Polio is nearly eradicated. But vaccine campaigns will continue in case, for example, some remaining infections go undetected. With the current technology, the need to continue vaccinations poses a challenge to a poliovirus-free world because “the only way you can make [vaccines] at the moment is using a live virus,” virologist Andrew Macadam at the U.K.’s National Institute for Biological Standards and Control, told The Scientist. The oral polio vaccine (OPV) contains live, attenuated virus; the inactivated polio vaccine (IPV) is made by growing, then killing, virulent virus. Both of these vaccines could cause outbreaks, through reversion of OPV to a virulent form or through leakage of live virus from an IPV production plant, Macadam explained.
To circumvent these problems, Macadam and colleagues are working to develop new vaccines that contain no virus at all. These consist of empty viral capsids, the viruses’ protein coats, called virus-like particles (VLPs). In a study published today (January 19) in PLOS Pathogens, the team reported having created capsid-based vaccines that are stable and, in rodent experiments, worked as well as IPVs in protecting against polio.
The study “opens up the possibility of not having to use virus to produce a virus-like particle which is noninfectious” said Olen Kew, the national poliovirus containment coordinator at the US Centers for Disease Control and Prevention, who was not involved in the research. “The facilities which handle by far the largest amounts of poliovirus are the vaccine producers,” Kew told The Scientist, “so if you can produce a vaccine without handling any virus at all, then that risk is eliminated.”
VLPs, which are already used in hepatitis B and human papilloma virus (HPV) vaccines, represent a potential solution. However, previous research indicated that poliovirus capsids were too unstable and temperature-sensitive to work as vaccines.

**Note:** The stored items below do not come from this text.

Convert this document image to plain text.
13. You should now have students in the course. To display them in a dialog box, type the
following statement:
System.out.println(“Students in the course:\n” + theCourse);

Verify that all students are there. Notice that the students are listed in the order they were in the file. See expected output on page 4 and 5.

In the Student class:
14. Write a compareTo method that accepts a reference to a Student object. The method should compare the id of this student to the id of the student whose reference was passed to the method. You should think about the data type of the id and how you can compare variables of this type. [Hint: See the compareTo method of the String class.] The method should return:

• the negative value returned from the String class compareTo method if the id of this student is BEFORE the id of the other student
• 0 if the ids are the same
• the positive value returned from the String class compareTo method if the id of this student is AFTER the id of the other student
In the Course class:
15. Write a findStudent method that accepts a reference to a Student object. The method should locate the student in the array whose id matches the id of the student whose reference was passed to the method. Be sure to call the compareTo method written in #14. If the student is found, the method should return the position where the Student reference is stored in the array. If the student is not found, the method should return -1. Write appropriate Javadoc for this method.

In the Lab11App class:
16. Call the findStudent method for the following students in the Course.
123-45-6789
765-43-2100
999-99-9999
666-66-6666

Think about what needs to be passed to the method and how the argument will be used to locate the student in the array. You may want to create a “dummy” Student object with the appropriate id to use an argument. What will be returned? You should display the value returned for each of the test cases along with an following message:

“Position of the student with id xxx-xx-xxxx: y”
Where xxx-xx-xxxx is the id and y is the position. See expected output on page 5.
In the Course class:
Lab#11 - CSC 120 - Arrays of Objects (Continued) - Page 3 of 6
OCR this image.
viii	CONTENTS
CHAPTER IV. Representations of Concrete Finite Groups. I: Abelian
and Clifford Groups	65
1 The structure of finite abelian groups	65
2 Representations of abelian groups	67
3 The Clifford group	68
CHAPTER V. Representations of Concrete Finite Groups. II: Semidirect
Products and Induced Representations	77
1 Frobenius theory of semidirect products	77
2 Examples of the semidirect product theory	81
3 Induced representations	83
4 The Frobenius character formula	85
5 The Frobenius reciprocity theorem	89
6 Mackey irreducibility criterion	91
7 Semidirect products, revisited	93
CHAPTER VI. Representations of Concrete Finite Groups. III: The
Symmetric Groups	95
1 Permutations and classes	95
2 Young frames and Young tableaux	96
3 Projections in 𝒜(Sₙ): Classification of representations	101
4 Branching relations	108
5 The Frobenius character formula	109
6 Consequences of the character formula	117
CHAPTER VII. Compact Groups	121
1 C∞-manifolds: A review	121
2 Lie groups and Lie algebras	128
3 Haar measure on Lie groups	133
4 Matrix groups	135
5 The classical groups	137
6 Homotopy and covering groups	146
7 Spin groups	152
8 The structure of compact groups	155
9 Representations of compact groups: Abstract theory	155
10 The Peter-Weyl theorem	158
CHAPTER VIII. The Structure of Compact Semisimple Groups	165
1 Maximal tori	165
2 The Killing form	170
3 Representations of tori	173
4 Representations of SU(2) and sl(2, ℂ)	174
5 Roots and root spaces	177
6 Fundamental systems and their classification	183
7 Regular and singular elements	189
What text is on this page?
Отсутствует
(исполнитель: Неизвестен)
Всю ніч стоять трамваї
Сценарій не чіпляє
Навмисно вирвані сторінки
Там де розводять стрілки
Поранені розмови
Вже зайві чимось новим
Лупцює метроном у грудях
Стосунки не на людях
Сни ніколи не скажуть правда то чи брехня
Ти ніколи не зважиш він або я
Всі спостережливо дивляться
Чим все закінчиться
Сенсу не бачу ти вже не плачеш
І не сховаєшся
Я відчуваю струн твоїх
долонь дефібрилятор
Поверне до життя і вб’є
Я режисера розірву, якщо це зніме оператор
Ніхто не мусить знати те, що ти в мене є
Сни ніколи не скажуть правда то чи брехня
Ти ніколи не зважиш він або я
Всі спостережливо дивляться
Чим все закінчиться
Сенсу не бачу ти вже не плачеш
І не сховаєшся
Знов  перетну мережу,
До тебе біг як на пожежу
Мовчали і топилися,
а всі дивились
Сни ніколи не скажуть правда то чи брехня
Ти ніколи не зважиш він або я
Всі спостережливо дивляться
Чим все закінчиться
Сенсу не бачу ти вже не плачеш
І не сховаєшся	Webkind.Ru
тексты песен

Using a combination of selection experiments and previous knowledge of stabilizing mutations, Macadam’s team identified mutations that render the viral capsids stable at higher temperatures. They then introduced these mutations into the poliovirus strains currently used to make IPVs, grew the viruses in cultured cells, and purified away the empty capsids. In addition to infectious particles, polioviruses produce empty shells during their life cycles.
To test efficacy, the team vaccinated mice transgenic for the human poliovirus receptor with VLPs they had created, then challenged the rodents with poliovirus. The mice vaccinated with VLPs had higher levels of neutralizing antibodies (which kill the virus) than those vaccinated with IPV, and all of the VLP-vaccinated animals survived the challenge.
Macadam led this study in collaboration with a multi-institutional consortium, funded by the World Health Organization (WHO), to develop VLPs. While the VLPs used in these experiments were produced using live poliovirus, Macadam’s collaborators are working to produce VLPs in recombinant systems, which would remove live poliovirus from the production process altogether. “There’s been very good progress already. We have VLPs that have been made in mammalian systems and in plant systems and have made some very good progress in the insect and yeast cells,” said Macadam.
The WHO’s Roland Sutter said he believes that VLPs could replace current polio vaccines, but there’s much work to be done. If successful, these could “make the world a much safer place,” he said.